= Gizzatullin =

Gizzatullin (masculine) or Gizzatullina (feminine) (Tatar: Гыйззәтуллин/Ğizzätullin, Bashkir: Ғиззәтуллин/Ğizzätullin, Russian: Гиззатуллин) is a Tatar and Bashkir common modern surname of originally Arabic origin. The surname is Russian adaptation of the Tatar and Bashkir first name Gizzatulla (Tatar: Гыйззәтулла/Ğizzätulla, Bashkir: Ғиззәтулла/Ğizzätulla), which is the form of the Arabic name Izzatullah, translated as 'majesty', 'honor' and 'might' of Allah.

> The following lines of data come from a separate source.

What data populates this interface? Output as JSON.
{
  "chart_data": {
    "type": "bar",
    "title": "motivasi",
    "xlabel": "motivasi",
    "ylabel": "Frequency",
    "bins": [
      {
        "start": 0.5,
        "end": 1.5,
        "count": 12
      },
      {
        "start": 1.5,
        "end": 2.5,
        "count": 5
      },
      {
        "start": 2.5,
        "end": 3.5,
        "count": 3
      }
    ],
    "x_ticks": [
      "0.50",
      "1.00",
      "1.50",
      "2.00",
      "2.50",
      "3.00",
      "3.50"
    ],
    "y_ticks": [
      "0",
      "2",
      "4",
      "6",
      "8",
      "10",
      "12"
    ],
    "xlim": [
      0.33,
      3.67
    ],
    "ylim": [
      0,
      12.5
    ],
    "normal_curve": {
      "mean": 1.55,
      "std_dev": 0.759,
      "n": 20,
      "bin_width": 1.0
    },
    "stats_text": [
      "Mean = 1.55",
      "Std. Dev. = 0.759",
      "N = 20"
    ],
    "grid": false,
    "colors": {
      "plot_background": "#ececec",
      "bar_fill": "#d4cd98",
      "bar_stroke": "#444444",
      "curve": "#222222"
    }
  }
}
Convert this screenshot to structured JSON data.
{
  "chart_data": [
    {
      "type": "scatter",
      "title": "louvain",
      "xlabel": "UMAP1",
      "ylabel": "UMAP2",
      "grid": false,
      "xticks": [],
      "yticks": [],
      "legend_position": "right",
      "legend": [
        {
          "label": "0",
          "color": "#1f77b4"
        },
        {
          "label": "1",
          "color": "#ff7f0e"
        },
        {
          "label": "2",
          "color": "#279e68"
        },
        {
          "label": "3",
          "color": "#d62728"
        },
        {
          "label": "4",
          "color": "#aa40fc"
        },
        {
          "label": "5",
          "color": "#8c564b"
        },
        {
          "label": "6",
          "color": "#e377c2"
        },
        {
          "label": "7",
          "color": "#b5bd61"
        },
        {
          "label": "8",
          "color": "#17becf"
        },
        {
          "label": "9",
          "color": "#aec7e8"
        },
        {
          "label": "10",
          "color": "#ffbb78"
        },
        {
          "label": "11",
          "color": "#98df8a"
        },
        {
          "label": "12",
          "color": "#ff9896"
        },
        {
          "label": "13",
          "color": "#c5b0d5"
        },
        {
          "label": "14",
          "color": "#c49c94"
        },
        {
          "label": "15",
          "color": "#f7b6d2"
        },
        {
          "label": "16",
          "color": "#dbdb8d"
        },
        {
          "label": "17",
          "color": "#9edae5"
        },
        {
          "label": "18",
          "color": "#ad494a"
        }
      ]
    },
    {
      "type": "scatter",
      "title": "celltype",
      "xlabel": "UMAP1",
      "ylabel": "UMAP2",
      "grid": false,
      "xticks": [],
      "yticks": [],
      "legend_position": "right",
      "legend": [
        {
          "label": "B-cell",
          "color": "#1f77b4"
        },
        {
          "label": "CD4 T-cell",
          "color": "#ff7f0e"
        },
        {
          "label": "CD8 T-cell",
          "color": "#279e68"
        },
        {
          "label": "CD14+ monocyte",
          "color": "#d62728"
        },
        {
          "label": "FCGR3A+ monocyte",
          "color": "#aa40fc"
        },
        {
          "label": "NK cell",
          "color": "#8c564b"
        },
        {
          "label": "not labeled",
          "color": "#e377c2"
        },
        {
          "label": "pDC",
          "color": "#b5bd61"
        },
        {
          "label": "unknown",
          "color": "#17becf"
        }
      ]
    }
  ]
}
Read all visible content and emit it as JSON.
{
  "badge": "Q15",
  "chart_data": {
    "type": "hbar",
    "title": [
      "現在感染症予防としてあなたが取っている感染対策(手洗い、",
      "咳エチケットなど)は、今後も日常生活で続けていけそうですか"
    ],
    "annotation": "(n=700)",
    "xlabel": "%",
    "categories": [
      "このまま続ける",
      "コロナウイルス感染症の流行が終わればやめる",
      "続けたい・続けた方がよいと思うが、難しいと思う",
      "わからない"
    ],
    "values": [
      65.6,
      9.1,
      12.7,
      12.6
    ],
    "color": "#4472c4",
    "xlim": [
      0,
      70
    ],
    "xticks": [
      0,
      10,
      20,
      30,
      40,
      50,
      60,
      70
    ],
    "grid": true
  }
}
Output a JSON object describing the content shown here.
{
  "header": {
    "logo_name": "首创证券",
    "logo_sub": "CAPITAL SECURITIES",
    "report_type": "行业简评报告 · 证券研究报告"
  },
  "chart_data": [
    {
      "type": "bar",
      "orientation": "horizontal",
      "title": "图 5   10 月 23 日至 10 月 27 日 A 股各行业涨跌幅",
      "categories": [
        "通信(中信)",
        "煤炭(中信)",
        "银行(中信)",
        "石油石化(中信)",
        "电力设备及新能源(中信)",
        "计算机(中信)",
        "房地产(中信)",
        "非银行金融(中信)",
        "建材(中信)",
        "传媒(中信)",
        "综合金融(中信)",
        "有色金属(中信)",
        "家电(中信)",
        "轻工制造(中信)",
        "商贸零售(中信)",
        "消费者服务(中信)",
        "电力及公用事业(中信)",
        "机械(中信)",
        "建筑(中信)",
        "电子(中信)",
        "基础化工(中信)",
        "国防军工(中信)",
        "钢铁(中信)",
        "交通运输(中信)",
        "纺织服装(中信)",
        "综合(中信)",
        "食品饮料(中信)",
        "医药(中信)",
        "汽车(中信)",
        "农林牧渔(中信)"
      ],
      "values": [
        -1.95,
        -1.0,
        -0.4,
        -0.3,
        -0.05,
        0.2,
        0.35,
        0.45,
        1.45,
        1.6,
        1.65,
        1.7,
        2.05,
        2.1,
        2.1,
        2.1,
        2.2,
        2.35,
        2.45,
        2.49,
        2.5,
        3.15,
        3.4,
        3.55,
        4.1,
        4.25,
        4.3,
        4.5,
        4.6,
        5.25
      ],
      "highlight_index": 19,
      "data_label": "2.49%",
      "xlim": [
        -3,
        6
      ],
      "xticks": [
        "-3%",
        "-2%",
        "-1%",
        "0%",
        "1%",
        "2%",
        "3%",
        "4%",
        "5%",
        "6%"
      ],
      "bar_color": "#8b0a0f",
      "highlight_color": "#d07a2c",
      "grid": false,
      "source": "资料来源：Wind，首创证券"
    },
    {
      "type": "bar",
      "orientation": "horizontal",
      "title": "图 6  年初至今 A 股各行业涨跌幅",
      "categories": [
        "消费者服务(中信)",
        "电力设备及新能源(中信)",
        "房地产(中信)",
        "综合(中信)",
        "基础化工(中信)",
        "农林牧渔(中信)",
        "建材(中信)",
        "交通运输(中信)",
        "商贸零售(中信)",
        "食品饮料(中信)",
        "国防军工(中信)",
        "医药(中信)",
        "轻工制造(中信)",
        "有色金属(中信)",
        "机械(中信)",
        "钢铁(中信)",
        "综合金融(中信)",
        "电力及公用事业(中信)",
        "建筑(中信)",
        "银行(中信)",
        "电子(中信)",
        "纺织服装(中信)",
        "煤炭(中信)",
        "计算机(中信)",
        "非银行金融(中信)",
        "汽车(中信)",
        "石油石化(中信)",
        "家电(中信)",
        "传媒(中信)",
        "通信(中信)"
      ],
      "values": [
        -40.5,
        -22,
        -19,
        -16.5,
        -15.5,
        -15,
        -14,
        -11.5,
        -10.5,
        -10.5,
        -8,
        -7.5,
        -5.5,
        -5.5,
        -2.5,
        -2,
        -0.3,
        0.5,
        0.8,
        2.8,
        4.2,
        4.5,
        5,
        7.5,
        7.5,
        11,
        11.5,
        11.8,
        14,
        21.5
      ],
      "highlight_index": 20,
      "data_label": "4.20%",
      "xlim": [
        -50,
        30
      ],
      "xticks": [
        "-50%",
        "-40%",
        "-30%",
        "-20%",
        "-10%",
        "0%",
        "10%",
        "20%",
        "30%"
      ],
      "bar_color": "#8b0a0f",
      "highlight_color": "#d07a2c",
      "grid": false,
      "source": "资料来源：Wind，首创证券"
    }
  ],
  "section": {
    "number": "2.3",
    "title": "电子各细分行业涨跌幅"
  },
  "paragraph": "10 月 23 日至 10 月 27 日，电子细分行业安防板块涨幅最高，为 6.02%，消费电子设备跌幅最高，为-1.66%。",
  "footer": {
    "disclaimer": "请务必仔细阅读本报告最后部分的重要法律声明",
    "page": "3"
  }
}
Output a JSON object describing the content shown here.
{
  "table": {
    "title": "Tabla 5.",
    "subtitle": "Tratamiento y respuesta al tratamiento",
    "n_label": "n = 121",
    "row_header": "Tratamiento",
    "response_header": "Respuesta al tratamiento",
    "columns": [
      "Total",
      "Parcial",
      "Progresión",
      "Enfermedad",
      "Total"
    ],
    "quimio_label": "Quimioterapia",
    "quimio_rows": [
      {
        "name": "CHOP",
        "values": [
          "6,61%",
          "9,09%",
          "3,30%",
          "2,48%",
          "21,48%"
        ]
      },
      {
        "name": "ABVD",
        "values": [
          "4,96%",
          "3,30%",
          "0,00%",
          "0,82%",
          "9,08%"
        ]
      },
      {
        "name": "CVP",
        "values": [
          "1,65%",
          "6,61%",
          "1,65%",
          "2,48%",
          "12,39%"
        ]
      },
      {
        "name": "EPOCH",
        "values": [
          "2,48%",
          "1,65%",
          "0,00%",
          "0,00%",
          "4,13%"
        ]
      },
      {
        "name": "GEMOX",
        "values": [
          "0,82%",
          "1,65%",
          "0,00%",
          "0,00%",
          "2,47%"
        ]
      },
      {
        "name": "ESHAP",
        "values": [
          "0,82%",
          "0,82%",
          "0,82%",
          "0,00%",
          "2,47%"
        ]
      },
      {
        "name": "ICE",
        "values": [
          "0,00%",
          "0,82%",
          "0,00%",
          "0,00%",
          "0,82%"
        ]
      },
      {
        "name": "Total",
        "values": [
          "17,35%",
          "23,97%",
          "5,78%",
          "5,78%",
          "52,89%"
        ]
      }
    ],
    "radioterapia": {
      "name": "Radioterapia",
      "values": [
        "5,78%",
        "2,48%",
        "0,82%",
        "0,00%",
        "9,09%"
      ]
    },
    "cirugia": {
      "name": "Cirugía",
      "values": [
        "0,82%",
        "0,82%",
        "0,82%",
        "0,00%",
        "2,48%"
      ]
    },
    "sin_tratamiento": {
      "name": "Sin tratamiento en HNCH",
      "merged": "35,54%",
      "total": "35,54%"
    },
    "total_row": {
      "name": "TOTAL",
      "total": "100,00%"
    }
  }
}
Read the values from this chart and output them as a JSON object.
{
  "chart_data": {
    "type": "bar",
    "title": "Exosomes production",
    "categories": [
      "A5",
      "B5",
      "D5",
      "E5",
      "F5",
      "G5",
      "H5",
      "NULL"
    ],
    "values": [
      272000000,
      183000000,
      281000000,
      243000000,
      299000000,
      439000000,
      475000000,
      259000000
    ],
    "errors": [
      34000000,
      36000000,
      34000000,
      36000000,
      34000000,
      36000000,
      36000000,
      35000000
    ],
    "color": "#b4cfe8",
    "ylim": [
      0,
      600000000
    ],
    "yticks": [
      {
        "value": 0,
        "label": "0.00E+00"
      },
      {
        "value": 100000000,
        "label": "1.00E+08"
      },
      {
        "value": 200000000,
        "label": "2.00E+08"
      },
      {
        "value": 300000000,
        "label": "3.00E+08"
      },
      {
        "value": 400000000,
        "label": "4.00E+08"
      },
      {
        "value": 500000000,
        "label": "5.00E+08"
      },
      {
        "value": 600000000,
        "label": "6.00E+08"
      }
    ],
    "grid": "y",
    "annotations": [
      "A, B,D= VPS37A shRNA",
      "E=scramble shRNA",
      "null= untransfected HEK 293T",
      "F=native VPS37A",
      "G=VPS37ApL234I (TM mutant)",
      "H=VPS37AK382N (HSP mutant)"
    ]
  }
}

Corrupted variations: Gizzatulin/Izzatulin, Gizatullin/Izatullin/Zatullin, Gizatulin/Izatulin/Zatulin/Tulin. The native form of the surname is Gizzatulla.

==Notable people with the surname Gizzatullin or Gizzatullina==

- Sahibjamal Gizzatullina-Voljskaya (1892–1974), actress, producer;
- Tazi Gizzat (1895–1955), writer, dramatist;
- Abdulla Gizatullin (1904–1945), guards-sergeant, Hero of the Soviet Union;
- Bayan Gizzat (1918–1991), scientist;
- Ibragim Gizzatullin (1918–1992), writer;
- Bulat Gizatullin (1920–1989), journalist, culture worker of the Tatar ASSR and RSFSR (1970), honoured worker of arts. The Minister of culture of the Tatar ASSR (04.11.1961 - 03.04.1973), Director of the Kazan Circus, Participant of the Great Patriotic War;
- Khamazan Gizatullin (1921–2007), gun commander, senior sergeant, colonel, Hero of the Soviet Union;
- Minulla Gizatulin (1925–1993), Hero of the Soviet Union;
- Nur Gizzatullin (born 1928), specialist in study of literature, critic;
- Khamid Gizatullin (born 1932), Soviet and Russian economist, doctor of Economics, Professor, corresponding member of the Russian Academy of Sciences, Advisor of the Russian Academy of Sciences;
- Bayazit Gizatullin (1936–2011), soviet sportsman, master of sport international class in cross country skiing;
- Rafis Gizzatullin (1955–2011), writer, journalist;
- Rif Gizzatullin (born 1957), military commander, Major-General, Hero of the Russian Federation, Candidate of Juridical Sciences;
- Gulsira Gizzatullina (born 1957), Bashkir writer, journalist, translator. The writers 'Union of Bashkortostan (1996) and the Soviet Union" member of the Union of journalists. Honored art worker of the Republic of Bashkortostan, laureate of the award named after Rami Garipov, winner of the international competition named after Mahmud Kashgari and the laureate of the international competition stage;
- Rustam Gizzatullin (born 1974), singer, composer, producer;
- Ildar Gizatullin (born 1976), footballer and manager from the Russian Federation;
- Rinat Gizatulin (born 1980), Deputy Minister of natural resources and ecology of the Russian Federation, state Counsellor of the Russian Federation of 1 class, candidate of historical Sciences, signed on behalf of Russia the Minamata Convention on Mercury in 2014;
- Denis Gizatullin (born 1983), motorcycle speedway rider from the Russian Federation.
- Leysan Gizatullina (born 198x), a ballet dancer, a Golden mask (Russian award) nominee (2013).